I want to focus on one area, and an area that is measurable. Character and structure, for now, are too hard to measure and I want a simple test.
We have a theory – a good comedy will have a series of jokes and reversals per page that are, in general, in keeping with the story’s universe. There will be exceptions, in fact I expect to be surprised by the results.
The aim is not to find what makes the ‘best’ comedy, instead I suspect I will end up creating Budweiser – a beer made not because it tasted the best but because it offended the least. This theory may help produce well-received comedies. It’s a theory.
But what good is a theory without a test?

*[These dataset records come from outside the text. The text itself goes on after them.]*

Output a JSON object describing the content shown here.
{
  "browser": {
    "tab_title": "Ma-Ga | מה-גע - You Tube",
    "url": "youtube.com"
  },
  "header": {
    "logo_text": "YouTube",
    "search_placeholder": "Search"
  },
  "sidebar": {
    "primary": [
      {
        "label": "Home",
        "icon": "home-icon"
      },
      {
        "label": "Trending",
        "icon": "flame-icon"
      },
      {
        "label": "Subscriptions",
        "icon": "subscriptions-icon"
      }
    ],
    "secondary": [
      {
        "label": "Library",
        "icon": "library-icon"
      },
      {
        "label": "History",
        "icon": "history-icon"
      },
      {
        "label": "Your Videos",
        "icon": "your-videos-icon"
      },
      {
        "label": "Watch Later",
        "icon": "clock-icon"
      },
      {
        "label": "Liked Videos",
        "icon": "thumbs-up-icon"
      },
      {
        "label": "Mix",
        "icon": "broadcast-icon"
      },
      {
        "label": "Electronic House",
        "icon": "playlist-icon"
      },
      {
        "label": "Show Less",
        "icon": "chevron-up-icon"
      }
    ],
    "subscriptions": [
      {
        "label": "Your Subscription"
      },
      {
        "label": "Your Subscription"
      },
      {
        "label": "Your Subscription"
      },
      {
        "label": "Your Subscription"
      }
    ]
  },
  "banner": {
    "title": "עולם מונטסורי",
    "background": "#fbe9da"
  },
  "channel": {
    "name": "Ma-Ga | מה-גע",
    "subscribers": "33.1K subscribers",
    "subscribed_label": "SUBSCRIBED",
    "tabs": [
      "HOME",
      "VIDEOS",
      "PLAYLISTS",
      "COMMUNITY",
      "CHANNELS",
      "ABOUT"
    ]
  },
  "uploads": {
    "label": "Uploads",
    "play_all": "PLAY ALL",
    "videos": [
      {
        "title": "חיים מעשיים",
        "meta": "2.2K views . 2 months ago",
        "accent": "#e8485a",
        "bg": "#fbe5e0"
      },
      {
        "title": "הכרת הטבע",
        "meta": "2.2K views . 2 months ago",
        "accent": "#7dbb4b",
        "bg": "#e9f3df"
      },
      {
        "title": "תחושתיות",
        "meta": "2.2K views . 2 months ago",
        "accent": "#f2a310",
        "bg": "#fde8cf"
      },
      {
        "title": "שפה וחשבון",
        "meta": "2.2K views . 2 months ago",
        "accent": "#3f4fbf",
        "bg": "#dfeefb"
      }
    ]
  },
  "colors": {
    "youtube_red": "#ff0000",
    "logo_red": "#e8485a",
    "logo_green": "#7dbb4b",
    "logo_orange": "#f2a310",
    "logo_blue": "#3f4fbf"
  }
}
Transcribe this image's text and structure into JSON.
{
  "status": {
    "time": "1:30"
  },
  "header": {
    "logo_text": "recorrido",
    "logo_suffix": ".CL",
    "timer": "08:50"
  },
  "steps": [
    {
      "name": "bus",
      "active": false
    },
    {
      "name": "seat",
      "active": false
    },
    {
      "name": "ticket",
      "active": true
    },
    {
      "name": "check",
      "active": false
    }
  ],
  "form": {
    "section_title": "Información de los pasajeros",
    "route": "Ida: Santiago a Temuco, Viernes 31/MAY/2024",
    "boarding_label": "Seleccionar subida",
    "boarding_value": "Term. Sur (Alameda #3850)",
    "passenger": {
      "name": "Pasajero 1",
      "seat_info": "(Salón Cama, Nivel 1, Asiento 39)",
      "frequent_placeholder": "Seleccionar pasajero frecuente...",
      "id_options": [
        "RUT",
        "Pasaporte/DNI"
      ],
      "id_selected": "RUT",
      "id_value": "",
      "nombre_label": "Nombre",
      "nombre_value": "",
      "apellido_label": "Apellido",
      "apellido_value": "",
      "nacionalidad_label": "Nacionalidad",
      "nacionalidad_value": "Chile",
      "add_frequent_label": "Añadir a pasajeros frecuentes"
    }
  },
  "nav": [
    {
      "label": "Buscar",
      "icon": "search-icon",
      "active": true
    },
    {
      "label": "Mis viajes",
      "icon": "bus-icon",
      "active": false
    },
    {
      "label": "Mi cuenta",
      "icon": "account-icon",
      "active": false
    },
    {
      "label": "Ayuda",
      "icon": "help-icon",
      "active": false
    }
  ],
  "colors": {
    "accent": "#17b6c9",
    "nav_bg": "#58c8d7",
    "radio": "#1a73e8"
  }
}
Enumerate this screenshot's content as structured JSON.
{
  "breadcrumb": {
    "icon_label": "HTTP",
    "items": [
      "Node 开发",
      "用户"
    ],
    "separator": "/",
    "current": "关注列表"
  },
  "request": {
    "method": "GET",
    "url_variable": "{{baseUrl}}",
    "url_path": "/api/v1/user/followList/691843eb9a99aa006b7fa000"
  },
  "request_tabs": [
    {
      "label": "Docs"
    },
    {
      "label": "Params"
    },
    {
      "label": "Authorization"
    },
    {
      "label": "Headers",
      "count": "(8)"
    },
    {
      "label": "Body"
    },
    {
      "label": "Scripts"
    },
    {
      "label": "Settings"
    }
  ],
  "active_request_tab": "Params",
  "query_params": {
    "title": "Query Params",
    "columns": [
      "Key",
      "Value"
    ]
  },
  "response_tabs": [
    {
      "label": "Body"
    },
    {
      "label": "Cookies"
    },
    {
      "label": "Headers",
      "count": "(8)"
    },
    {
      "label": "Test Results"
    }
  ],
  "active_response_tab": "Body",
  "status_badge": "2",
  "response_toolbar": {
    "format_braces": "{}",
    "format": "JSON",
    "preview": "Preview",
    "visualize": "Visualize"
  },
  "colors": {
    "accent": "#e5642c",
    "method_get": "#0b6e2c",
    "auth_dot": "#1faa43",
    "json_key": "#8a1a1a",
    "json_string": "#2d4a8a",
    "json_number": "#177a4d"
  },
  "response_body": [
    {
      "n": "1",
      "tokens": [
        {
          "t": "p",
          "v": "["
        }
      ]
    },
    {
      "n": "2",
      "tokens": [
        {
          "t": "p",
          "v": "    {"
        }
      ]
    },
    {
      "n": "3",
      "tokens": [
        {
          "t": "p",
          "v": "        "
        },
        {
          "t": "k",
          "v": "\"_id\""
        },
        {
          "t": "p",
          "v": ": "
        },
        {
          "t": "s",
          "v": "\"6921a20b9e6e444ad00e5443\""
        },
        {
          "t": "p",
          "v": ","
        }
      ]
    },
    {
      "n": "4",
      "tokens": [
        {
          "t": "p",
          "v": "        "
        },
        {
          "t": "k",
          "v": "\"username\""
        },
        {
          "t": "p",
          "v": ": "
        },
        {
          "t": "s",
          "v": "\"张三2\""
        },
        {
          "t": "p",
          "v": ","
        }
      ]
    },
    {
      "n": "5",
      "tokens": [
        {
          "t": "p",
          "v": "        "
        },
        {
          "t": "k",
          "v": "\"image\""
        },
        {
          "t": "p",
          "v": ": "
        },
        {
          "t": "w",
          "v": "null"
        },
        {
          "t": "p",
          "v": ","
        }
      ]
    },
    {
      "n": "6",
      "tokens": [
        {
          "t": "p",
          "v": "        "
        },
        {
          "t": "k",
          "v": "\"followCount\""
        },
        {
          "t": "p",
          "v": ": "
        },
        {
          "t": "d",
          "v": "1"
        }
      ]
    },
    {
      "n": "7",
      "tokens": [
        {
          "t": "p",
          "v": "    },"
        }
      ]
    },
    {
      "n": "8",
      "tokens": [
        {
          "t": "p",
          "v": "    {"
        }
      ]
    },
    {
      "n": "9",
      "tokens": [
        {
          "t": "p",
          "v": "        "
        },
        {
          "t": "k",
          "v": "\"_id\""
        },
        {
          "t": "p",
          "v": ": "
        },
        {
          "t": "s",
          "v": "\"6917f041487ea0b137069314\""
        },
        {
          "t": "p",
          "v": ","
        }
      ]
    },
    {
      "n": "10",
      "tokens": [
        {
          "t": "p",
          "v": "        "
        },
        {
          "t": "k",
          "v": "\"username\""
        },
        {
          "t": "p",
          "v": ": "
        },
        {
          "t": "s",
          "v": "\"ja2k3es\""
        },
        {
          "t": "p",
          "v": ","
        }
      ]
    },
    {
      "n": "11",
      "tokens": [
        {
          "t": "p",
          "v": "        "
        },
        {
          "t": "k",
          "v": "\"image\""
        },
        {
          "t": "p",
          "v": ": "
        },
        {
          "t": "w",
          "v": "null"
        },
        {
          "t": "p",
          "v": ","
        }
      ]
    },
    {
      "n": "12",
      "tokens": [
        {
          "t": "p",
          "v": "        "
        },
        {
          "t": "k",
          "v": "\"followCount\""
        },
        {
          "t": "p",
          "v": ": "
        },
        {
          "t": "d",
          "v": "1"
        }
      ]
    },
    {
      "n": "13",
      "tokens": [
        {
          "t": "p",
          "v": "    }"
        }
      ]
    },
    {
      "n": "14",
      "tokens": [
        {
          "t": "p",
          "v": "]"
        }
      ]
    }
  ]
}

Let’s test ‘good’ comedies to start with – for who wants to test bad ones? Let’s look at sitcoms rather than films as sitcoms have many episodes to choose from, and will prove if the thoery can ever lead to the best rated within a series, or when, if ever, it ‘jumped the shark‘.
Luckily we know which British sitcoms are the best. In 2004 the BBC, ITV and Channel 4 had a vote and the winners were Only Fools and Horses, Blackadder, The Vicar of Dibley, Dad’s Army and Fawlty Towers.
In theory the average rate of jokes and reversals per minute should be higher the better the comedy is rated, with the top rated episodes as IMDB or fan sites ‘the best’.